Midwife here! I feel your pain, and just wanted to say you're not alone. Thinking about leaving the profession can be so daunting. Unfortunately, I was forced to leave and take myself off the register in early 2019, after a mental breakdown/burnout partly caused by work. I was off sick with my mental health for 4 months before I left. I was so broken I was adamant I would never go back. I'd been qualified 5 years at that point.
I spent my sick leave looking for a new job, and moved into a private health company, handling their clinical complaints, eventually moving into the clinical governance department.
Then covid hit, and I had this pull/calling back into the profession. Thankfully, I had enough evidence to revalidate and get myself back on the register without having to go back to uni. I went back in 2021, back to the hospital I was working for when I went off sick, and it was like I never left. I worked clinically for a few months, then moved into a B6 Risk Midwife role. I'm on maternity leave at the moment, but just prior to starting my mat leave, I was promoted to Quality & Safety Lead Midwife for the unit, a Mon-Fri generally office based role which I'm so passionate about, and feel like I've been working towards my whole career!! I also qualified as a PMA in my first year back working clinically.

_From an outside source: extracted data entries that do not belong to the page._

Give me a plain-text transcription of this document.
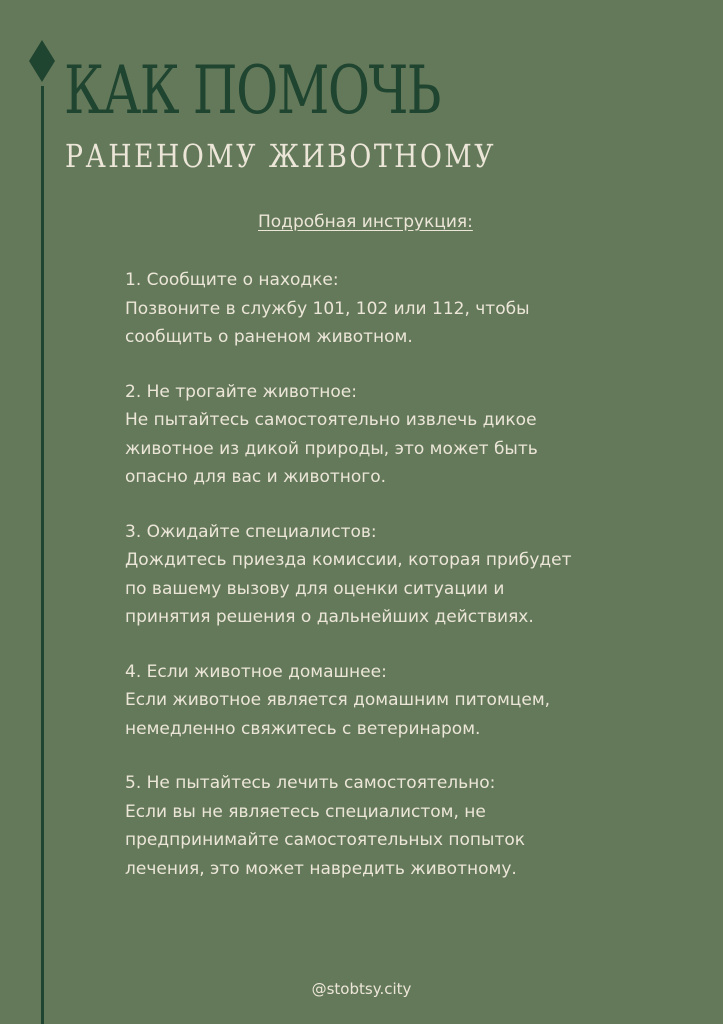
КАК ПОМОЧЬ
РАНЕНОМУ ЖИВОТНОМУ
Подробная инструкция:
1. Сообщите о находке:
Позвоните в службу 101, 102 или 112, чтобы
сообщить о раненом животном.
2. Не трогайте животное:
Не пытайтесь самостоятельно извлечь дикое
животное из дикой природы, это может быть
опасно для вас и животного.
3. Ожидайте специалистов:
Дождитесь приезда комиссии, которая прибудет
по вашему вызову для оценки ситуации и
принятия решения о дальнейших действиях.
4. Если животное домашнее:
Если животное является домашним питомцем,
немедленно свяжитесь с ветеринаром.
5. Не пытайтесь лечить самостоятельно:
Если вы не являетесь специалистом, не
предпринимайте самостоятельных попыток
лечения, это может навредить животному.
@stobtsy.city
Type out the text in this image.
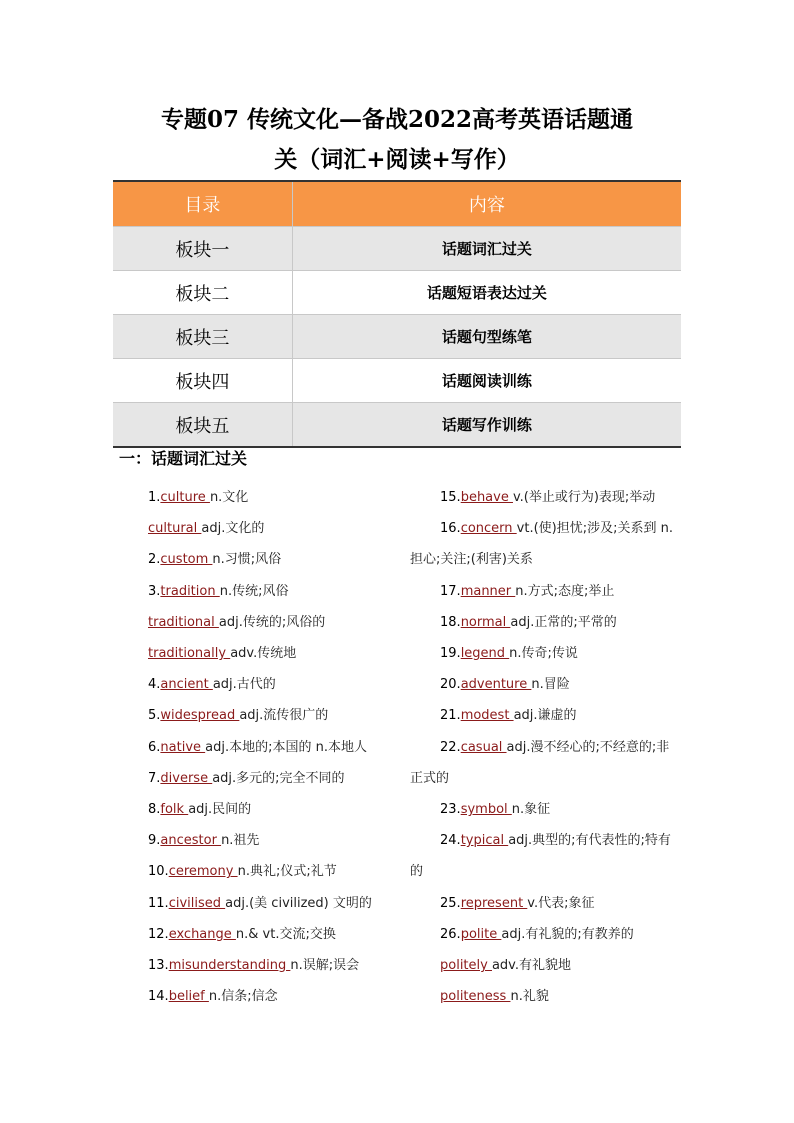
专题07 传统文化—备战2022高考英语话题通
关（词汇+阅读+写作）
目录	内容
板块一	话题词汇过关
板块二	话题短语表达过关
板块三	话题句型练笔
板块四	话题阅读训练
板块五	话题写作训练
一：话题词汇过关
1.culture n.文化
cultural adj.文化的
2.custom n.习惯;风俗
3.tradition n.传统;风俗
traditional adj.传统的;风俗的
traditionally adv.传统地
4.ancient adj.古代的
5.widespread adj.流传很广的
6.native adj.本地的;本国的 n.本地人
7.diverse adj.多元的;完全不同的
8.folk adj.民间的
9.ancestor n.祖先
10.ceremony n.典礼;仪式;礼节
11.civilised adj.(美 civilized) 文明的
12.exchange n.& vt.交流;交换
13.misunderstanding n.误解;误会
14.belief n.信条;信念
15.behave v.(举止或行为)表现;举动
16.concern vt.(使)担忧;涉及;关系到 n.担心;关注;(利害)关系
17.manner n.方式;态度;举止
18.normal adj.正常的;平常的
19.legend n.传奇;传说
20.adventure n.冒险
21.modest adj.谦虚的
22.casual adj.漫不经心的;不经意的;非正式的
23.symbol n.象征
24.typical adj.典型的;有代表性的;特有的
25.represent v.代表;象征
26.polite adj.有礼貌的;有教养的
politely adv.有礼貌地
politeness n.礼貌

Have you also considered roles within your maternity unit? Specialist roles like:
-Safeguarding
-Perinatal Mental Health
-Sonography
-Antenatal clinic
-Health promotion (e.g. BMI/stop smoking clinics)
-Pelvic floor specialist midwife
-Risk/quality improvement.
-Lactation consultant.
Or roles within your Trust that you could move sideways into, such as:
-Trust wide Risk/quality improvement department
-Phlebotomy
-Infection control
-In our Trust it is possible for Midwives to work as NICU nurses.
Or roles external to Midwifery, but will still rely on valuable skills such as:
-Clinical governance/complaints
-GP Practice management
-Aesthetics e.g. Botox/fillers etc.
-Fertility nursing (private or NHS)
-Complimentary therapies for midwives e.g. Acupuncture, moxibustion, hypnobirthing-there is a franchise company in the UK. I think start up costs to do the courses are about £3k.
-NCT (not personally a fan of the NCT but some midwives do move into this role).
I felt so scared when I explored options outside the NHS. It was all I'd known since leaving school, as I qualified when I was 22, but when I started to look, I was pleasantly surprised as to how transferable the skills I had learnt were to outside the NHS.